Festival Domino : 10-20 avril 2002

En ce début de mois d'avril, l'AB pouvait se targuer d'être la plaque tournante du rock le plus inventif, de l'electro la plus avant-gardiste et du hip hop le plus défricheur. En une trentaine de concerts, de labelshowcases (Constellation, City Slang, Chicks On Speed,…) et de performances à deux platines (The Wire, Herbert, Elf Cut,…), tout le gratin lo-fi du petit monde de la musique s'était donné rendez-vous à Bruxelles, suscitant l'échange d'idées, de disques et d'amitié. Bien qu'il fût impossible de tout voir, voici quelques moments passés à l'AB, entre claques magiques (Lambchop, GYBE !) et légères déceptions (Programme) :

Lambchop + Saint Thomas (dimanche 14 avril)

Pour la venue de Kurt Wagner et de ses potes de Nasville, la grande salle de l'AB avait été reconvertie en " Palais des beaux Arts " bis, les plâtres en moins. Pas que la musique de Lambchop soit propice aux grandes pompes et à la flemme, mais parce que son écoute mérite tous les honneurs et l'attention. Ce qui justifiait les places assises. En première partie, une découverte : Saint-Thomas. Un jeune Norvégien profitant de la popularité de ses amis Sondre Lerche et Kings Of Convenience pour venir nous dorloter de ses chansons à la douceur contagieuse. Pas triste pour un sou, heureusement, le Thomas en question ponctuera ses comptines acoustiques de commentaires potaches sur le public italien (aphone), la bière belge (ses taux d'alcool sans limites) et Jon Spencer Blues Explosion (sa bête noire). Le public, ravi, lui réservera une sortie digne d'une tête d'affiche, ses mélodies continuant à trotter dans la tête bien après leurs dernières notes.

Mais le clou de la soirée, le groupe attendu fébrilement par une AB bondée, celui qui sans doute a sorti, déjà, l'un des plus beaux albums de l'année, c'est évidemment Lambchop. Flanqué de 7 ou 8 musiciens, Kurt Wagner, la casquette vissée sur la tête, entame le concert dans un silence quasi religieux. Quelques cordes légèrement pincées, des notes de piano enchantées, et surtout, surtout, une voix feutrée s'insinuant dans nos veines, provoquant la chair de poule : la musique de Lambchop est magnifique. Le dernier album, " Is a woman ", sera largement passé en revue, devant un public séduit d'avance et attentif. L'émotion, palpable, se fera ressentir pendant tout le concert, à l'instar d'autres morceaux comme ce " You Masculine You " de l'album " Nixon ", intense et sacrement sexy, et une reprise des Sisters of Mercy en rappel (" This Corrosion "), du feu de dieu.
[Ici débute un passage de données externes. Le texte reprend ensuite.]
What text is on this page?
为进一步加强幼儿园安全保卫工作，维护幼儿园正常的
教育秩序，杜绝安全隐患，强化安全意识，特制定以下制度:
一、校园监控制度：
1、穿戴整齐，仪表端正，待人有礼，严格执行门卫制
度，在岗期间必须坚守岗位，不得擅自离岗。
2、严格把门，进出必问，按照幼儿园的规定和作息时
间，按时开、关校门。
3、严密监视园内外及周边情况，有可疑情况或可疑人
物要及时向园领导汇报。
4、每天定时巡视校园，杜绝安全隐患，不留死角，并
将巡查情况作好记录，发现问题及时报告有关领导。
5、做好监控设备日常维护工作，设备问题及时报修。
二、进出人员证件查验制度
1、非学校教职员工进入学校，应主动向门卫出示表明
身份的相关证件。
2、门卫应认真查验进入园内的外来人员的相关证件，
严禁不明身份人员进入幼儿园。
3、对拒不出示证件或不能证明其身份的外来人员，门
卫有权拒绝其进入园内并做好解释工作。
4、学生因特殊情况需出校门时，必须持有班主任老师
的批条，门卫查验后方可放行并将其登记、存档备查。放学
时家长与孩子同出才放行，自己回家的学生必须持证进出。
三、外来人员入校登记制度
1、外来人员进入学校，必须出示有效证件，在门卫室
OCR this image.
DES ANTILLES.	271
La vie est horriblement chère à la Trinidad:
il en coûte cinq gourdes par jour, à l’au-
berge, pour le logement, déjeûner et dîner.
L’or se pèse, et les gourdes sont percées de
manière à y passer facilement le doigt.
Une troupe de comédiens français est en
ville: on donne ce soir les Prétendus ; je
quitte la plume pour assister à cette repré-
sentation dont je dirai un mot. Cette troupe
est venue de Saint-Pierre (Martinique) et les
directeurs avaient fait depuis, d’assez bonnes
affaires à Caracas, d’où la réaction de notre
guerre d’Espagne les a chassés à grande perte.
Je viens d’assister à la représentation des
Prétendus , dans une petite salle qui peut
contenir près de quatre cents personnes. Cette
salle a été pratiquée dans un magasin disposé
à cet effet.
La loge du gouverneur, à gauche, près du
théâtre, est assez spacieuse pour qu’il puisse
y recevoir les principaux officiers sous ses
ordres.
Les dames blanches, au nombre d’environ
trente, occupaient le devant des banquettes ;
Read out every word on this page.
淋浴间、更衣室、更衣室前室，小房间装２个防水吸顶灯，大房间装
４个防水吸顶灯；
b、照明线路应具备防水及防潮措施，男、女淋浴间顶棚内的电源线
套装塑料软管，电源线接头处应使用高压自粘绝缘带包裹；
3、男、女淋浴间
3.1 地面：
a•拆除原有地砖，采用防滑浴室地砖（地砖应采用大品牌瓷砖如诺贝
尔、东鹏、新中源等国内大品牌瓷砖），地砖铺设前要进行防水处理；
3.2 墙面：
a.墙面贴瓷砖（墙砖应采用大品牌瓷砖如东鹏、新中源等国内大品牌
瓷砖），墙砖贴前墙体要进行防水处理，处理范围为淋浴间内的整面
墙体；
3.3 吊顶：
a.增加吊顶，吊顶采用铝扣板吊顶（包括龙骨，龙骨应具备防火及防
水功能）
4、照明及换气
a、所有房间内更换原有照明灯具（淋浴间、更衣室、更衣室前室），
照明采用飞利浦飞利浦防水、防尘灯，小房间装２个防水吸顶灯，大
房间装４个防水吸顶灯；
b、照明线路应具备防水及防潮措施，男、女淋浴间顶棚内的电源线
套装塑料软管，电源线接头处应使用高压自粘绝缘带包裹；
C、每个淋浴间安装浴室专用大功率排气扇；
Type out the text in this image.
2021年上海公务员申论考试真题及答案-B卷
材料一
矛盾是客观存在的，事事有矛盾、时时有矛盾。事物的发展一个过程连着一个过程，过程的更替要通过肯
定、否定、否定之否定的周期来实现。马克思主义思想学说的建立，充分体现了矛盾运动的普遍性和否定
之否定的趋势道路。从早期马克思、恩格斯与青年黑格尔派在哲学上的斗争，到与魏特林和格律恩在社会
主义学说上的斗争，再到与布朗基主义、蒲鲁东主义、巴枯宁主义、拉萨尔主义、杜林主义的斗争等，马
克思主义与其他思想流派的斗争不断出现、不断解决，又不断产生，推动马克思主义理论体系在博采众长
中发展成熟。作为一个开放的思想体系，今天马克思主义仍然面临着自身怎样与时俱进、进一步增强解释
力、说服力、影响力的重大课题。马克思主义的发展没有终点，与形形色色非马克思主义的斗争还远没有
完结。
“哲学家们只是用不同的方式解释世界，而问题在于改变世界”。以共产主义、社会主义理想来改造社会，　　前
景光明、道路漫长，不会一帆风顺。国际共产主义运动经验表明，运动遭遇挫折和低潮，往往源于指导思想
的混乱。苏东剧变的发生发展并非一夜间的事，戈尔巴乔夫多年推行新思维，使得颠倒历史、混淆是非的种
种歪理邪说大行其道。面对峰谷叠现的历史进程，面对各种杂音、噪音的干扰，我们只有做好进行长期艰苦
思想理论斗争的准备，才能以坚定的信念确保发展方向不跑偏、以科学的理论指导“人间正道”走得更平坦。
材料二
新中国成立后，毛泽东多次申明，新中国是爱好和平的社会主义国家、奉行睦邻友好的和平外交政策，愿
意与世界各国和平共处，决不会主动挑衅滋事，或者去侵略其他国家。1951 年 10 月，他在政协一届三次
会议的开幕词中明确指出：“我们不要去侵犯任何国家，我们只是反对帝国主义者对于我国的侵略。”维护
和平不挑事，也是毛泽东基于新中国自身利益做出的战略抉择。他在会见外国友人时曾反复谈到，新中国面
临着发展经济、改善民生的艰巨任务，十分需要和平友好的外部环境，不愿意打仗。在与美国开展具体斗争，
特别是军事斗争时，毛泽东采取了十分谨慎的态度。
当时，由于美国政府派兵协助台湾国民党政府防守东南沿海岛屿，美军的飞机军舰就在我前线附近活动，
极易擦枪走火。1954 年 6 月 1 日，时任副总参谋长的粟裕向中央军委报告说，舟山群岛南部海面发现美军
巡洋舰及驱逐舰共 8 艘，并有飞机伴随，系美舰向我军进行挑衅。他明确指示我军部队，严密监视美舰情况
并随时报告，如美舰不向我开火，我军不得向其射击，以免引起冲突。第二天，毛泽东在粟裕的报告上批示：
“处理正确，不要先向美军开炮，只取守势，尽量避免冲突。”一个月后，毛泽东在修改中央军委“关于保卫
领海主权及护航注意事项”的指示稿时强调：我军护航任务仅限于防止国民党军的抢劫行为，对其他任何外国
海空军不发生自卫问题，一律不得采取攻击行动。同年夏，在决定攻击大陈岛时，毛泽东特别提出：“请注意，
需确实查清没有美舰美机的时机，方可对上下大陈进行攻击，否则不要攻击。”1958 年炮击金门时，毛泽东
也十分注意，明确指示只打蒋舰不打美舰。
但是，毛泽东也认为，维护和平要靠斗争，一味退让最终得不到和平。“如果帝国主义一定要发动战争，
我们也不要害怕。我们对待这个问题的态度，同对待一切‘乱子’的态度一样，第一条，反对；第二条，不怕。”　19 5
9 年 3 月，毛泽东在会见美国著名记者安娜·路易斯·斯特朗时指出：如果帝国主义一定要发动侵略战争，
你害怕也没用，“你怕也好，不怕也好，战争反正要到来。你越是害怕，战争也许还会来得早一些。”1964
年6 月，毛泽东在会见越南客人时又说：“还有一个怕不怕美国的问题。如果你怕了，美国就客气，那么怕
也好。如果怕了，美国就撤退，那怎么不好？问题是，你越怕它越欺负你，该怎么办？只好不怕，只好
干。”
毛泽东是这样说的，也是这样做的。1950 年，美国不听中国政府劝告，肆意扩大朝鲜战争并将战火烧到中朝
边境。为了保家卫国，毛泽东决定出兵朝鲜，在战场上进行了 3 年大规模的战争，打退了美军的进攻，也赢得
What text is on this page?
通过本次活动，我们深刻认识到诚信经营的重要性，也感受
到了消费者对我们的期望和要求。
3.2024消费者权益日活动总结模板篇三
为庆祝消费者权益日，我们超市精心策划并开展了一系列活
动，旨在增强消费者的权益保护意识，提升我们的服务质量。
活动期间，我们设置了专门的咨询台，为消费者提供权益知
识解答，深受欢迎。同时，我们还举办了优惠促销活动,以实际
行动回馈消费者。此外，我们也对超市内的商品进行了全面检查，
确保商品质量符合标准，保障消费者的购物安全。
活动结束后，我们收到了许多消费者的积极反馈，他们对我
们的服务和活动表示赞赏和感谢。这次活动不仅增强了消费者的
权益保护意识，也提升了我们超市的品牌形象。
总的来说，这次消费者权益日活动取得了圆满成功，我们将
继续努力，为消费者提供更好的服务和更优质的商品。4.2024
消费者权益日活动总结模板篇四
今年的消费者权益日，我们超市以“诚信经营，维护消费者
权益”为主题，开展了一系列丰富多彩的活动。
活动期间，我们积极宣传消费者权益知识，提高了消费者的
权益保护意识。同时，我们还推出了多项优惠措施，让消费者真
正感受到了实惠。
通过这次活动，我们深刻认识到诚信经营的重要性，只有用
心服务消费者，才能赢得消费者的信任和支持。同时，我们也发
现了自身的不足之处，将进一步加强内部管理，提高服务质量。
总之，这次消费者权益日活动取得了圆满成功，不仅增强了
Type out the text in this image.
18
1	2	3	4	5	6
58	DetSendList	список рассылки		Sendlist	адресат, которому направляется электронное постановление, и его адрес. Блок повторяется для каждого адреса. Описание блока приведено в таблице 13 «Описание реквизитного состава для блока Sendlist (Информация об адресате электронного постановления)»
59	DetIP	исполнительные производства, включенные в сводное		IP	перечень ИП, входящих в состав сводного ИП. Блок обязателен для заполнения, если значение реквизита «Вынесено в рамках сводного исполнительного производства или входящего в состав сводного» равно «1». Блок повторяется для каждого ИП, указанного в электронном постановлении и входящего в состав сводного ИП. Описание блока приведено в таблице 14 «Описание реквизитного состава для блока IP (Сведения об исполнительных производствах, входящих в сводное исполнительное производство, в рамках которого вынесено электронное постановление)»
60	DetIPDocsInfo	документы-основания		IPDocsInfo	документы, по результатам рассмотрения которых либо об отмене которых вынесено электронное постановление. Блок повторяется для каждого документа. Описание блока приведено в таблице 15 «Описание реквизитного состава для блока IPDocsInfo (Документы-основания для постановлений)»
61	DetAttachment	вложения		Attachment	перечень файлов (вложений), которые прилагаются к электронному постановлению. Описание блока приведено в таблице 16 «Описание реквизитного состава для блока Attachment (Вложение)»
A l'écoute de tant de splendeurs, on ne pouvait que sortir de là tout émoustillé, surtout qu'au stand près du bar, une charmante demoiselle vendait un bootleg limité à 1000 exemplaires d'un concert enregistré aux USA en l'an 2000… Mais leur meilleur concert ne venait-il pas de se produire ici, il y a quelques minutes ? Lambchop : groupe, album et concert de l'année.

Godspeed You Black Emperor ! + Do Make Say Think (mercredi 17 avril)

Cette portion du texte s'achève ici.